Note: The main difference between `weight`

and `weight2`

is that they
refer to a different counting of events. While `weight`

corresponds to
each event entry (sub-event) counted separately, `weight2`

counts events
as defined in step 1 of the above procedure. For NLO pieces other than the real
correction `weight`

and `weight2`

are identical.

### 6.8.4. Computation of cross sections with new PDF’s¶

#### 6.8.4.1. Born and real pieces¶

Notation:

```
f_a(x_a) = PDF 1 applied on parton a, F_b(x_b) = PDF 2 applied on
parton b.
```

The total cross section weight is given by:

```
weight = me_wgt f_a(x_a)F_b(x_b)
```

#### 6.8.4.2. Loop piece and integrated subtraction terms¶

The weights here have an explicit dependence on the renormalization and factorization scales.

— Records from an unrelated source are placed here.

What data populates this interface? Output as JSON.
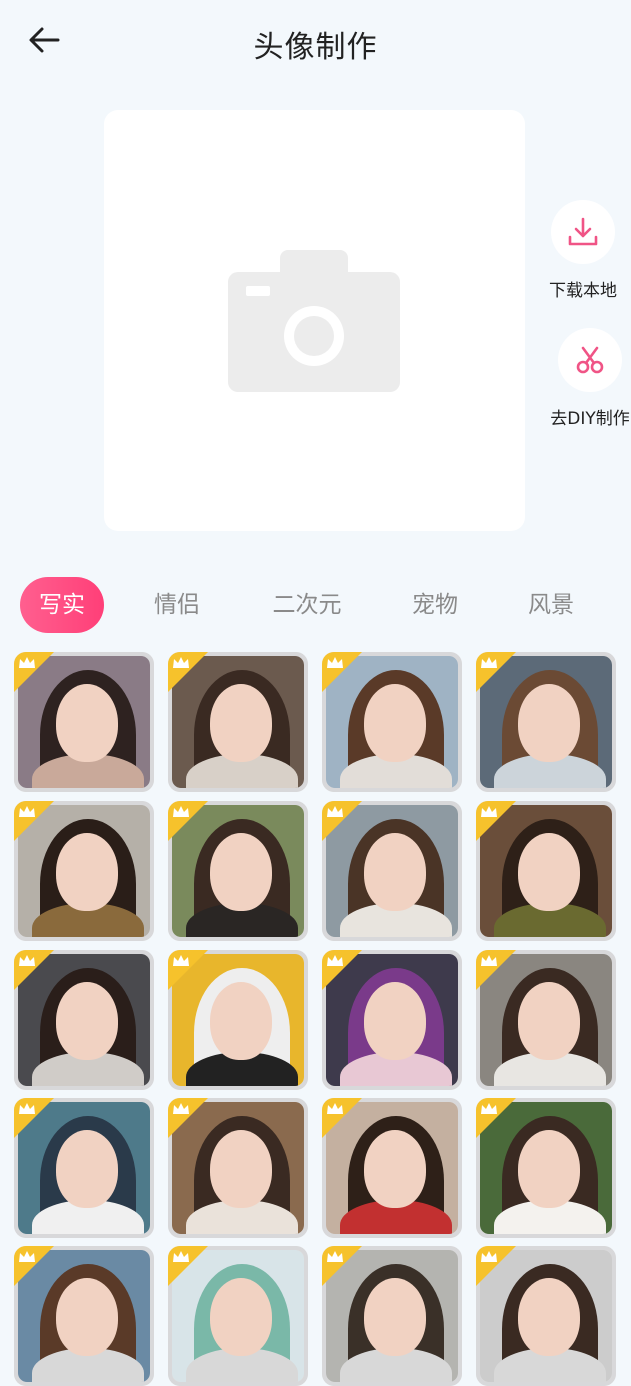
{
  "header": {
    "title": "头像制作"
  },
  "actions": [
    {
      "label": "下载本地",
      "icon": "download-icon"
    },
    {
      "label": "去DIY制作",
      "icon": "scissors-icon"
    }
  ],
  "tabs": [
    {
      "label": "写实",
      "active": true
    },
    {
      "label": "情侣",
      "active": false
    },
    {
      "label": "二次元",
      "active": false
    },
    {
      "label": "宠物",
      "active": false
    },
    {
      "label": "风景",
      "active": false
    }
  ],
  "colors": {
    "accent": "#ff4b7f",
    "badge": "#f6c22c",
    "background": "#f3f8fc"
  },
  "gallery": {
    "items": [
      {
        "bg": "#8a7b86",
        "hair": "#2e2220",
        "body": "#c9a99a"
      },
      {
        "bg": "#6b5a4e",
        "hair": "#3a2a22",
        "body": "#d8d0c8"
      },
      {
        "bg": "#9fb3c4",
        "hair": "#5a3a28",
        "body": "#e2ddd8"
      },
      {
        "bg": "#5c6a78",
        "hair": "#6b4a34",
        "body": "#ccd4da"
      },
      {
        "bg": "#b5b0a8",
        "hair": "#2a1e18",
        "body": "#8a6a3c"
      },
      {
        "bg": "#7a8a5c",
        "hair": "#3a2a22",
        "body": "#2a2624"
      },
      {
        "bg": "#8e9aa2",
        "hair": "#4a3426",
        "body": "#e8e4de"
      },
      {
        "bg": "#6a4e3a",
        "hair": "#2e2018",
        "body": "#6a6a30"
      },
      {
        "bg": "#4a4a4e",
        "hair": "#2a1e1a",
        "body": "#d0ccc8"
      },
      {
        "bg": "#e8b62c",
        "hair": "#eeeeee",
        "body": "#222222"
      },
      {
        "bg": "#3e3a4c",
        "hair": "#7a3a8a",
        "body": "#e8c8d4"
      },
      {
        "bg": "#8a8680",
        "hair": "#3a2a22",
        "body": "#e8e6e2"
      },
      {
        "bg": "#4e7a8a",
        "hair": "#2a3a4a",
        "body": "#f0f0f0"
      },
      {
        "bg": "#8a6a4e",
        "hair": "#3a2a22",
        "body": "#eae2da"
      },
      {
        "bg": "#c4b0a0",
        "hair": "#2e2018",
        "body": "#c23030"
      },
      {
        "bg": "#4a6a3a",
        "hair": "#3a2a22",
        "body": "#f4f2ee"
      },
      {
        "bg": "#6a8aa4",
        "hair": "#5a3a28",
        "body": "#d8d8d8"
      },
      {
        "bg": "#d8e4e8",
        "hair": "#7ab8a8",
        "body": "#d8d8d8"
      },
      {
        "bg": "#b4b4b0",
        "hair": "#3a3028",
        "body": "#d8d8d8"
      },
      {
        "bg": "#cccccc",
        "hair": "#3a2a22",
        "body": "#d8d8d8"
      }
    ]
  }
}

To take care of the renormalization scale dependence (other than via
`alpha_S`

) the weight `w_0`

is defined as

```
w_0 = me_wgt + usr_wgts[0] log((\mu_R^new)^2/(\mu_R^old)^2) +
usr_wgts[1] 1/2 [log((\mu_R^new)^2/(\mu_R^old)^2)]^2
```

To address the factorization scale dependence the weights `w_1,...,w_8`

are given by

```
w_i = usr_wgts[i+1] + usr_wgts[i+9] log((\mu_F^new)^2/(\mu_F^old)^2)
```

The full cross section weight can be calculated as

```
weight = w_0 f_a(x_a)F_b(x_b)
+ (f_a^1 w_1 + f_a^2 w_2 + f_a^3 w_3 + f_a^4 w_4) F_b(x_b)
+ (F_b^1 w_5 + F_b^2 w_6 + F_b^3 w_7 + F_b^4 w_8) f_a(x_a)
```

where

```
f_a^1 = f_a(x_a) (a=quark), \sum_q f_q(x_a) (a=gluon),
f_a^2 = f_a(x_a/x'_a)/x'_a (a=quark), \sum_q f_q(x_a/x'_a)x'_a (a=gluon),
f_a^3 = f_g(x_a),
f_a^4 = f_g(x_a/x'_a)/x'_a
```

The scale dependence coefficients `usr_wgts[0]`

and `usr_wgts[1]`

are normally obtained from the finite part of the virtual correction
by removing renormalization terms and universal terms from dipole
subtraction. This may be undesirable, especially when the loop
provider splits up the calculation of the virtual correction into
several pieces, like leading and sub-leading color. In this case the
loop provider should control the scale dependence coefficients, which
can be enforced with option `USR_WGT_MODE: false`

.

Warning

The loop provider must support this option or the scale dependence coefficients will be invalid!